Many of these factors are outside of the control
of dMY, Holdco and Horizon Quantum and are difficult to predict. Factors that may cause such differences include, but are not limited
to: (1) the occurrence of any event, change or other circumstances that could give rise to the termination the Business Combination Agreement;
(2) the outcome of any legal proceedings that may be instituted against the parties following the announcement of the Business Combination
and the Business Combination Agreement; (3) the inability to complete the Business Combination, including due to the failure to obtain
approval of the shareholders of Horizon Quantum and dMY or other conditions to closing the Business Combination; (4) changes to the structure
of the Business Combination that may be required or appropriate as a result of applicable laws or regulations or as a condition to obtaining
regulatory approval of the Business Combination; (5) Horizon Quantum’s ability to scale and grow its business, and the advantages
and expected growth of Horizon Quantum; (6) the cash position of Horizon Quantum following closing of the Business Combination; (7) the
inability to obtain or maintain the listing of Holdco’s securities on the New York Stock Exchange, the NYSE American, or Nasdaq
following the Business Combination; (8) the risk that the announcement and pendency of the Business Combination disrupts Horizon Quantum’s
current plans and operations; (9) the ability to recognize the anticipated benefits of the Business Combination, which may be affected
by, among other things, competition, the ability of Holdco to grow and manage growth profitably and source and retain its key employees;
(10) costs related to the Business Combination; (11) changes in applicable laws and regulations or political and economic developments;
(12) the possibility that Horizon Quantum may be adversely affected by other economic, business and/or competitive factors; (13) Horizon
Quantum’s estimates of expenses and profitability; (14) the amount of redemptions by dMY public shareholders; (15) difficulties
operating Horizon Quantum’s quantum processor and the possibility that the quantum processor does not provide the advantages that
Horizon Quantum expects; and (16) other risks and uncertainties included in the “Risk Factors” sections of the dMY Annual
Report, dMY’s other filings with the SEC, and the Registration Statement and other documents filed or to be filed with the SEC by
Horizon Quantum, Holdco and dMY. The foregoing list of factors is not exclusive. You should not place undue reliance upon any forward-looking
statements, which speak only as of the date made. Horizon Quantum, Holdco and dMY do not undertake or accept any obligation or undertaking
to release publicly any updates or revisions to any forward-looking statements to reflect any change in their expectations or any change
in events, conditions, or circumstances on which any such statement is based, except as required by law.
No Offer or Solicitation
This press release does not constitute a solicitation
of a proxy, consent, or authorization with respect to any securities or in respect of the Business Combination.
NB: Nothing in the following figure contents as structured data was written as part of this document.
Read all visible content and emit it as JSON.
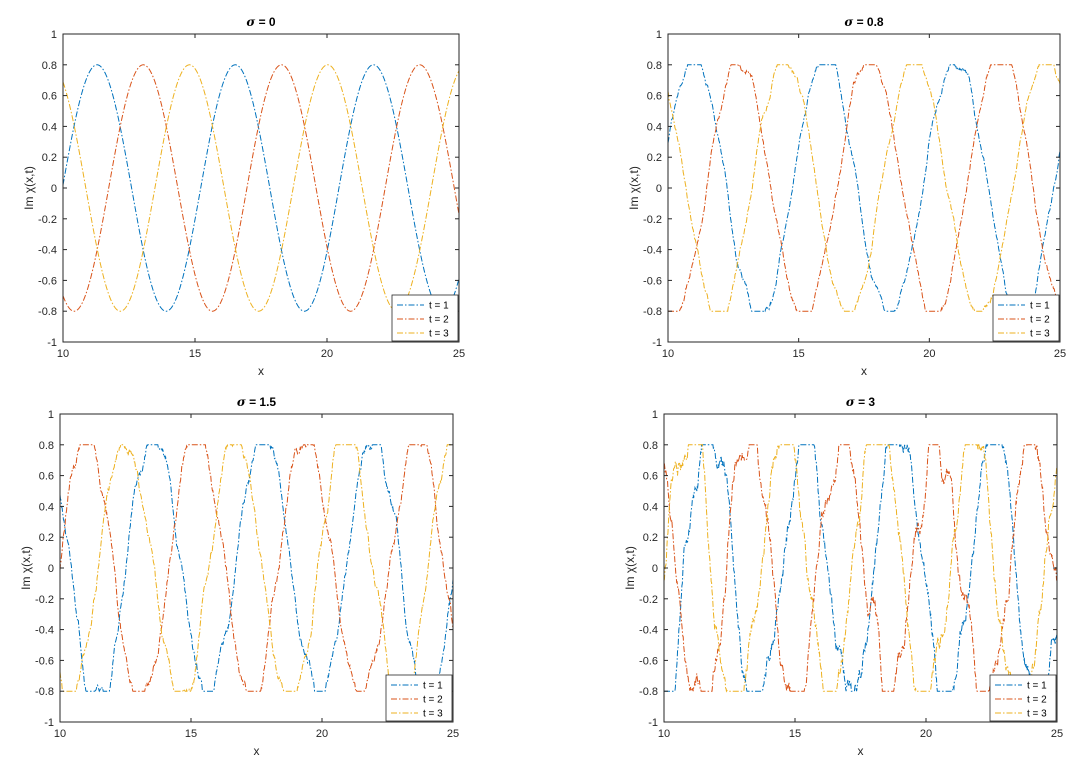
{
  "figure": {
    "series_colors": [
      "#0072BD",
      "#D95319",
      "#EDB120"
    ],
    "legend_location": "bottom-right",
    "line_style": "dash-dot"
  },
  "chart_data": [
    {
      "type": "line",
      "title_prefix": "σ",
      "title_value": "= 0",
      "xlabel": "x",
      "ylabel": "Im χ(x,t)",
      "xlim": [
        10,
        25
      ],
      "ylim": [
        -1,
        1
      ],
      "xticks": [
        10,
        15,
        20,
        25
      ],
      "yticks": [
        -1,
        -0.8,
        -0.6,
        -0.4,
        -0.2,
        0,
        0.2,
        0.4,
        0.6,
        0.8,
        1
      ],
      "amplitude": 0.8,
      "period": 5.236,
      "noise": 0,
      "grid": false,
      "series": [
        {
          "name": "t = 1",
          "phase": 0.49
        },
        {
          "name": "t = 2",
          "phase": 1.54
        },
        {
          "name": "t = 3",
          "phase": 2.59
        }
      ]
    },
    {
      "type": "line",
      "title_prefix": "σ",
      "title_value": "= 0.8",
      "xlabel": "x",
      "ylabel": "Im χ(x,t)",
      "xlim": [
        10,
        25
      ],
      "ylim": [
        -1,
        1
      ],
      "xticks": [
        10,
        15,
        20,
        25
      ],
      "yticks": [
        -1,
        -0.8,
        -0.6,
        -0.4,
        -0.2,
        0,
        0.2,
        0.4,
        0.6,
        0.8,
        1
      ],
      "amplitude": 0.8,
      "period": 5.0,
      "noise": 0.04,
      "grid": false,
      "series": [
        {
          "name": "t = 1",
          "phase": 0.62
        },
        {
          "name": "t = 2",
          "phase": 1.7
        },
        {
          "name": "t = 3",
          "phase": 2.79
        }
      ]
    },
    {
      "type": "line",
      "title_prefix": "σ",
      "title_value": "= 1.5",
      "xlabel": "x",
      "ylabel": "Im χ(x,t)",
      "xlim": [
        10,
        25
      ],
      "ylim": [
        -1,
        1
      ],
      "xticks": [
        10,
        15,
        20,
        25
      ],
      "yticks": [
        -1,
        -0.8,
        -0.6,
        -0.4,
        -0.2,
        0,
        0.2,
        0.4,
        0.6,
        0.8,
        1
      ],
      "amplitude": 0.8,
      "period": 4.2,
      "noise": 0.07,
      "grid": false,
      "series": [
        {
          "name": "t = 1",
          "phase": 0.72
        },
        {
          "name": "t = 2",
          "phase": 1.95
        },
        {
          "name": "t = 3",
          "phase": 3.07
        }
      ]
    },
    {
      "type": "line",
      "title_prefix": "σ",
      "title_value": "= 3",
      "xlabel": "x",
      "ylabel": "Im χ(x,t)",
      "xlim": [
        10,
        25
      ],
      "ylim": [
        -1,
        1
      ],
      "xticks": [
        10,
        15,
        20,
        25
      ],
      "yticks": [
        -1,
        -0.8,
        -0.6,
        -0.4,
        -0.2,
        0,
        0.2,
        0.4,
        0.6,
        0.8,
        1
      ],
      "amplitude": 0.8,
      "period": 3.6,
      "noise": 0.13,
      "grid": false,
      "series": [
        {
          "name": "t = 1",
          "phase": 0.85
        },
        {
          "name": "t = 2",
          "phase": 2.1
        },
        {
          "name": "t = 3",
          "phase": 3.3
        }
      ]
    }
  ]
}
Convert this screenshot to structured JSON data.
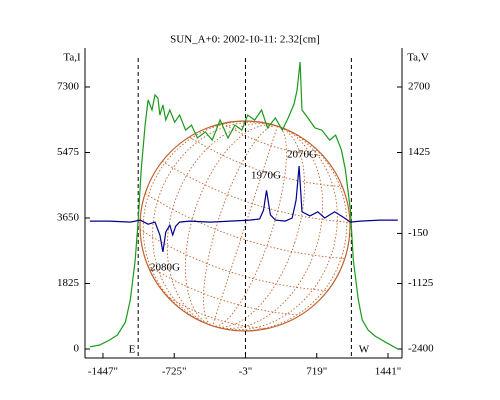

This press release also
does not constitute an offer to sell or the solicitation of an offer to buy any securities, nor will there be any sale of securities in
any states or jurisdictions in which such offer, solicitation, or sale would be unlawful prior to registration or qualification under
the securities laws of any such jurisdiction. No offering of securities will be made except by means of a prospectus meeting the requirements
of Section 10 of the Securities Act of 1933, as amended.